Let’s say you do all this and something beyond your control happens that thrusts you into a roadside emergency in the cold. What should you do?
I’d recommend staying with your vehicle rather than walking out because your car is a tremendous survival shelter and resource. Run your engine every 15 minutes on the hour to rewarm your body and conserve fuel. Again, crack the window and make sure the exhaust pipe is clear of ice/snow to prevent carbon monoxide poisoning.
Use duct tape and the Mylar blanket to seal off the unused portions of your vehicle’s interior. Do this by taping up the blanket behind the passenger and driver’s seats. Why heat the whole van or SUV when all you need is where you are sitting?

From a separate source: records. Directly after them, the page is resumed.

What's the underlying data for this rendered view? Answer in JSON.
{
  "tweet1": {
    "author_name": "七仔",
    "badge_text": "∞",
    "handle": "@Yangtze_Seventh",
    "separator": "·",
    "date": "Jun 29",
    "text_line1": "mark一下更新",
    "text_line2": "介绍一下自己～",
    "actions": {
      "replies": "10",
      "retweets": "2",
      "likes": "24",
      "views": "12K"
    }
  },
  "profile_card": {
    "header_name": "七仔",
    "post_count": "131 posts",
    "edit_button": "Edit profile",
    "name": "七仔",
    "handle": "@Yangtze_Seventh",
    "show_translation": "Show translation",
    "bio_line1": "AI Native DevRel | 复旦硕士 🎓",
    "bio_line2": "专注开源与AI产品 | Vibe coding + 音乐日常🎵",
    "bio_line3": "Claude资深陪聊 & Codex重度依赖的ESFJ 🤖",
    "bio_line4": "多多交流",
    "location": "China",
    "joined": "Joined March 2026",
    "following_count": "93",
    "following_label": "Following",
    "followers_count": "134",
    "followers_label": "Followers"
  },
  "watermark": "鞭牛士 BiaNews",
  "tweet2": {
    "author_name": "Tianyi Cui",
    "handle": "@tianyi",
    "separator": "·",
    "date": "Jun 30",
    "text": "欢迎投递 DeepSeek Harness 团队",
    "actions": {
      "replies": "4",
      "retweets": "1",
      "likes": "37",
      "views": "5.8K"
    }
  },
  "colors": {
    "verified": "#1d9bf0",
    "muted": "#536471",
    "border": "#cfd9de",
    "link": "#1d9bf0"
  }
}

When the weather clears, make a huge ground-to-air signal panel in snow near your vehicle. Stomp out a 60-foot-plus X on the ground, and then fill it with sticks or pine boughs to provide contrast and help searchers flying above to find your location. With the weather clear, you may also want to build a fire (well away from your vehicle!) to melt snow, use for signaling if you hear a plane, and to conserve your vehicle’s fuel.
A lot of roadside mishaps in the backcountry can be prevented by having a well-stocked vehicle and by avoiding the “shortcut” syndrome when trying to negotiate roads in the winter.